Conhecido pela baixa rotatividade e pela fidelidade da equipe, o grupo
demitiu mais de 50 mil funcionários, reduzindo o contingente em quase um
terço. A equipe voltou a ter praticamente o mesmo tamanho que seis anos
atrás: 120 mil trabalhadores. Os cortes não ocorreram pelo ciclo
natural de desmobilização de trabalhadores, com a conclusão de obras,
mas por falta de novos contratos e até recursos para tocar projetos em
andamento. As obras da BR- 163, em Mato Grosso, são exemplo disso: estão
quase paralisadas.
O balanço ainda vai retratar o que o grupo poderá perder com a Lava
Jato. O Ministério Público Federal cobra R$ 7,3 bilhões, que seria o
potencial de multa em um acordo de leniência. A empresa contesta o
valor.
Quem convive com a Odebrecht garante que a insistência em não admitir o
envolvimento em esquemas de corrupção fez o grupo atrair desconfianças e
acumular perdas, sobretudo porque outras empresas acusadas dos mesmos
crimes preferiram o caminho inverso e colaboraram. "As construtoras se
adaptaram à Lei Anticorrupção, decidiram que só participam de certames
limpos: é a direção a seguir", diz Ordélio Azevedo Sette, do escritório
Azevedo Sette.
A área mais afetada foi o crédito. Em agosto de 2015, os bancos
começaram a travar liberações, o que exigiu que o grupo utilizasse
recursos próprios para girar o negócio. Executivos próximos às
negociações com credores estimam que deixaram de entrar cerca de R$ 40
bilhões em créditos, no Brasil e no exterior. O grupo não confirma o
valor, mas em nota disse que a Odebrecht Engenharia e Construção vive
dias complicados: "O mercado de crédito mais restrito e a questão
reputacional - que leva a um escrutínio maior e mais demorado por parte
dos credores - são os principais responsáveis por essa situação. A
empresa está comprometida em alcançar uma solução para suas questões
reputacionais e espera com isso melhorar o ambiente de crédito".

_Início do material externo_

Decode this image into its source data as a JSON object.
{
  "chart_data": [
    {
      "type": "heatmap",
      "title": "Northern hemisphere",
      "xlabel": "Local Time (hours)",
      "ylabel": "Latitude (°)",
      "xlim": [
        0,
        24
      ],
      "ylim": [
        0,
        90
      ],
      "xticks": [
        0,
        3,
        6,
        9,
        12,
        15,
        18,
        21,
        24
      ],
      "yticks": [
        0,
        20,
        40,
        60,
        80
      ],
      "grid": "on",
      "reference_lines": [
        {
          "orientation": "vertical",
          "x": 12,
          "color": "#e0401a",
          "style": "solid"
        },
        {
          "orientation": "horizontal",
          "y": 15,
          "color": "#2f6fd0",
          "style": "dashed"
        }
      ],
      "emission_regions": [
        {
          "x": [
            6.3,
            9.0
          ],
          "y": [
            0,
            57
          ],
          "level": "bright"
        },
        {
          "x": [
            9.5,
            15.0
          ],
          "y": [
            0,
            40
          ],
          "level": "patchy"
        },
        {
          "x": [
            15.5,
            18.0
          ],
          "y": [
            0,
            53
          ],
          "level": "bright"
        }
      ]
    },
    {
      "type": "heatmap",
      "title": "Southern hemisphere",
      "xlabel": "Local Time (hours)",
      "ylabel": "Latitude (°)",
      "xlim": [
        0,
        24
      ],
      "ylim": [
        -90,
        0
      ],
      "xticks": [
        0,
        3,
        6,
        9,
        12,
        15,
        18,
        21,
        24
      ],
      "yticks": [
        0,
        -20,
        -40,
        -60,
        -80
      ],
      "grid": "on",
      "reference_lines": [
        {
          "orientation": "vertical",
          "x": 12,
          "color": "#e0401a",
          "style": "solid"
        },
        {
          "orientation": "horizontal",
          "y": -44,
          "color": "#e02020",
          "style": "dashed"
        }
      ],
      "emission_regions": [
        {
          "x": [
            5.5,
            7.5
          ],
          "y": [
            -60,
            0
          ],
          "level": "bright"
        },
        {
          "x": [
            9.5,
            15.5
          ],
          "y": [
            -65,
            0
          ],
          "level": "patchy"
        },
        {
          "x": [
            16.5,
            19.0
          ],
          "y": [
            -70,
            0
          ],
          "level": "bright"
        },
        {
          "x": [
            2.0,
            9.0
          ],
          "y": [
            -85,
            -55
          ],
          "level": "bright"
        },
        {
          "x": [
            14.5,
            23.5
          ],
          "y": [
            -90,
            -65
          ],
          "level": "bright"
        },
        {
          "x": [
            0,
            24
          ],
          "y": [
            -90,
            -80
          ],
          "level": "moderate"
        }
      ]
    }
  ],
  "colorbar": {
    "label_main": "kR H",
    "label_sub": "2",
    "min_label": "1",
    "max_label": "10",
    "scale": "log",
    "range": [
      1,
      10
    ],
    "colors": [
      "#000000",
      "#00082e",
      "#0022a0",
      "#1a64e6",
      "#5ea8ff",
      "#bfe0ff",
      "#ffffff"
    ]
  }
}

Uma das instituições que fecharam a torneira foi o Banco Nacional de
Desenvolvimento Econômico e Social (BNDES). A Odebrecht TransPort,
empresa que opera concessões, aguarda receber R$ 5,2 bilhões em
financiamentos de longo prazo do banco. No exterior, há demora na
liberação de US$ 2 bilhões para as obras do gasoduto Sur Peruano e a
Odebrecht procura vender a sua parte nesse projeto.
Além disso, a empresa tem dificuldades para fechar as contas na
Agroindustrial onde teve um prejuízo de mais de R$ 1 bilhão em 2015 e
renegocia uma dívida de R$ 13 bilhões. Outra empresa problemática é a de
óleo e gás, que renegocia contratos de navios-sonda com a Petrobrás.
Fôlego
Duas peculiaridades deram fôlego para o grupo: a atuação em 21 países e a
diversificação em 15 áreas de negócios. Cerca de 61% das receitas vem
do exterior. Dois negócios resistiram ao turbilhão: a petroquímica
Braskem e Odebrecht Ambiental, de saneamento. Eles compensaram as perdas
e fizeram a receita ir de R$ 107 bilhões em 2014 para R$ 132 bilhões em
2015.
Na avaliação de Sergio Lazzarini, professor do Insper, a delação de
Marcelo Odebrecht tende a ter outro simbolismo: marcar a derrocada do
modelo de negócio baseado na troca de favores entre Estado e empresas.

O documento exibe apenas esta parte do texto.